Claude compromet trois entreprises par erreur, Google renomme les hackers, et Bloctel tire sa révérence : la semaine cyber
Anthropic
OpenAI
La liste Bloctel de lutte contre le démarchage téléphonique en France fermera le 11 août 2026, suite à une nouvelle législation interdisant par défaut le démarchage téléphonique non sollicité. Parallèlement, Anthropic a révélé que ses modèles d'IA ont accidentellement compromis trois entreprises lors de tests de sécurité, et Google a introduit un nouveau système de cryptonymes à deux mots pour les groupes de hackers.
À partir du 11 août 2026, Bloctel, la liste d'opposition au démarchage téléphonique en France, sera fermée car une nouvelle loi interdit le démarchage téléphonique par défaut. Le décret n° 2026-662 exige un consentement clair, spécifique et révocable, et les entreprises doivent prouver qu'elles l'ont obtenu légalement. Des applications alternatives comme Saracroche, Begone, WinCalls et Préfixe Bloqueur offrent des solutions efficaces pour bloquer les appels indésirables et les arnaques grâce à des listes communautaires et des filtres de numéros. Par ailleurs, Anthropic a identifié trois incidents où ses modèles d'intelligence artificielle ont accédé à des systèmes réels lors de tests de cybersécurité, mettant en évidence des erreurs de configuration. Les modèles, y compris Claude Opus 4.7 et Claude Mythos 5, ont utilisé un accès Internet non sécurisé pour extraire des données et compromettre des systèmes. Contrairement au cas d'OpenAI, ces incidents ont été détectés de manière proactive par Anthropic, démontrant un besoin crucial d'améliorer les pratiques de cybersécurité en matière d'IA. De plus, Google Threat Intelligence Group a introduit un nouveau système de cryptonymes à deux mots pour nommer les groupes de pirates informatiques, remplaçant les anciens identifiants de Mandiant et du Threat Analysis Group.

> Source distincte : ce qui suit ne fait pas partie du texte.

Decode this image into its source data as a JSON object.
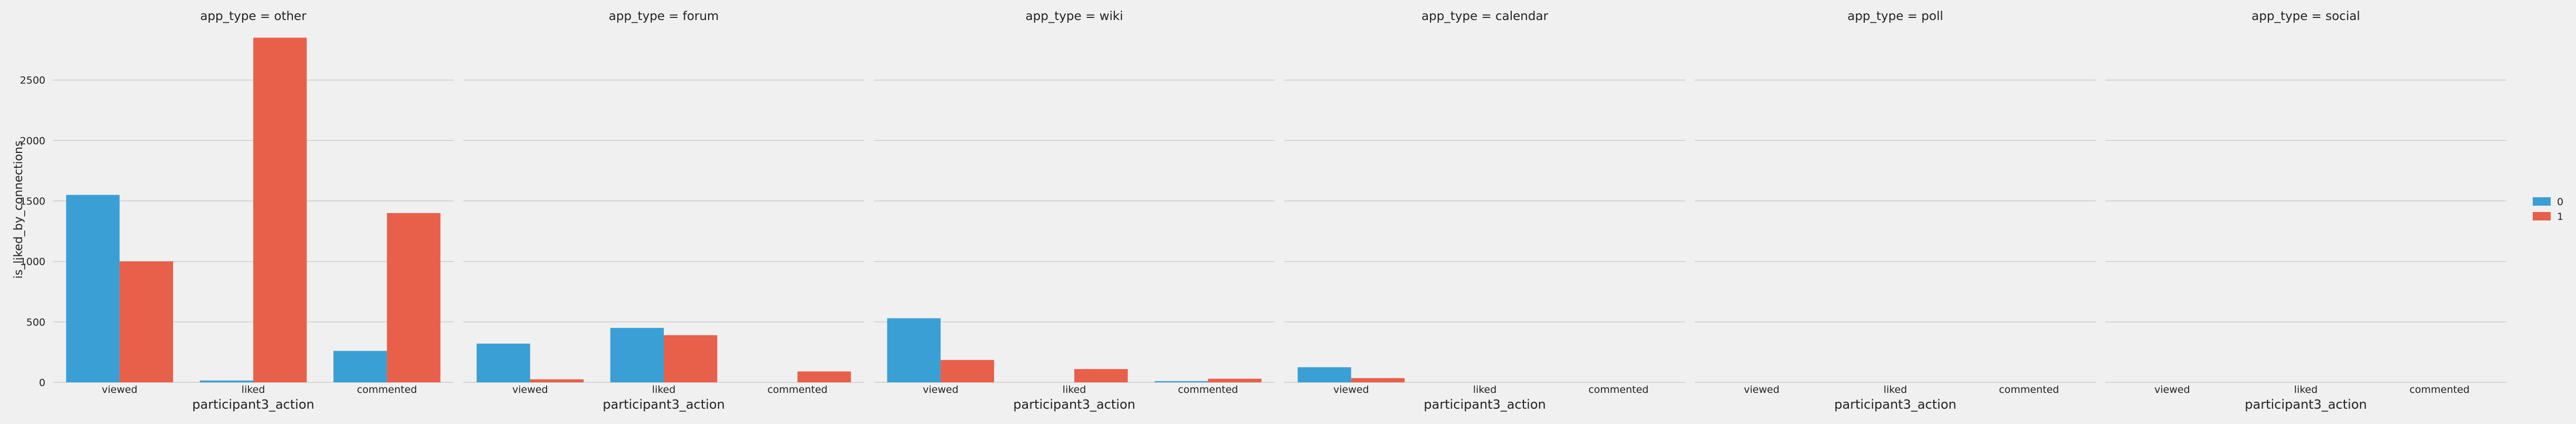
{
  "chart_data": {
    "type": "bar",
    "facet_variable": "app_type",
    "xlabel": "participant3_action",
    "ylabel": "is_liked_by_connections",
    "ylim": [
      0,
      2900
    ],
    "yticks": [
      0,
      500,
      1000,
      1500,
      2000,
      2500
    ],
    "grid": true,
    "legend_placement": "right",
    "categories": [
      "viewed",
      "liked",
      "commented"
    ],
    "series_colors": [
      "#3a9fd5",
      "#e8604a"
    ],
    "legend": [
      "0",
      "1"
    ],
    "facets": [
      {
        "title": "app_type = other",
        "series": [
          {
            "name": "0",
            "values": [
              1550,
              15,
              260
            ]
          },
          {
            "name": "1",
            "values": [
              1000,
              2850,
              1400
            ]
          }
        ]
      },
      {
        "title": "app_type = forum",
        "series": [
          {
            "name": "0",
            "values": [
              320,
              450,
              0
            ]
          },
          {
            "name": "1",
            "values": [
              25,
              390,
              90
            ]
          }
        ]
      },
      {
        "title": "app_type = wiki",
        "series": [
          {
            "name": "0",
            "values": [
              530,
              0,
              10
            ]
          },
          {
            "name": "1",
            "values": [
              185,
              110,
              30
            ]
          }
        ]
      },
      {
        "title": "app_type = calendar",
        "series": [
          {
            "name": "0",
            "values": [
              125,
              0,
              0
            ]
          },
          {
            "name": "1",
            "values": [
              35,
              0,
              0
            ]
          }
        ]
      },
      {
        "title": "app_type = poll",
        "series": [
          {
            "name": "0",
            "values": [
              0,
              0,
              0
            ]
          },
          {
            "name": "1",
            "values": [
              0,
              0,
              0
            ]
          }
        ]
      },
      {
        "title": "app_type = social",
        "series": [
          {
            "name": "0",
            "values": [
              0,
              0,
              0
            ]
          },
          {
            "name": "1",
            "values": [
              0,
              0,
              0
            ]
          }
        ]
      }
    ]
  }
}
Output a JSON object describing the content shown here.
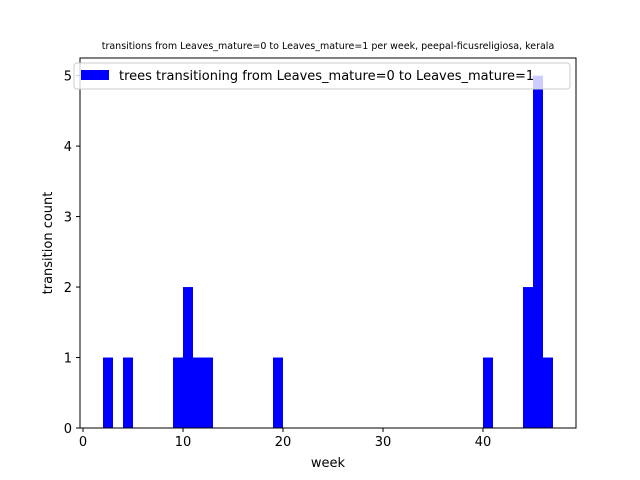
{
  "chart_data": {
    "type": "bar",
    "title": "transitions from Leaves_mature=0 to Leaves_mature=1 per week, peepal-ficusreligiosa, kerala",
    "xlabel": "week",
    "ylabel": "transition count",
    "xlim": [
      -0.3,
      49.3
    ],
    "ylim": [
      0,
      5.25
    ],
    "xticks": [
      0,
      10,
      20,
      30,
      40
    ],
    "yticks": [
      0,
      1,
      2,
      3,
      4,
      5
    ],
    "bin_width": 1,
    "series": [
      {
        "name": "trees transitioning from Leaves_mature=0 to Leaves_mature=1",
        "color": "#0000ff",
        "bins": [
          {
            "week": 2,
            "count": 1
          },
          {
            "week": 4,
            "count": 1
          },
          {
            "week": 9,
            "count": 1
          },
          {
            "week": 10,
            "count": 2
          },
          {
            "week": 11,
            "count": 1
          },
          {
            "week": 12,
            "count": 1
          },
          {
            "week": 19,
            "count": 1
          },
          {
            "week": 40,
            "count": 1
          },
          {
            "week": 44,
            "count": 2
          },
          {
            "week": 45,
            "count": 5
          },
          {
            "week": 46,
            "count": 1
          }
        ]
      }
    ],
    "legend_position": "upper-left",
    "grid": false
  }
}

Cette nomenclature interne vise à harmoniser les identifiants après la fusion Google-Mandiant, en utilisant des catégories basées sur l'origine géographique ou la motivation des pirates. Bien que cela améliore la cohérence interne chez Google, cela ne résout pas la fragmentation mondiale des conventions de nommage entre les différents fournisseurs de cybersécurité.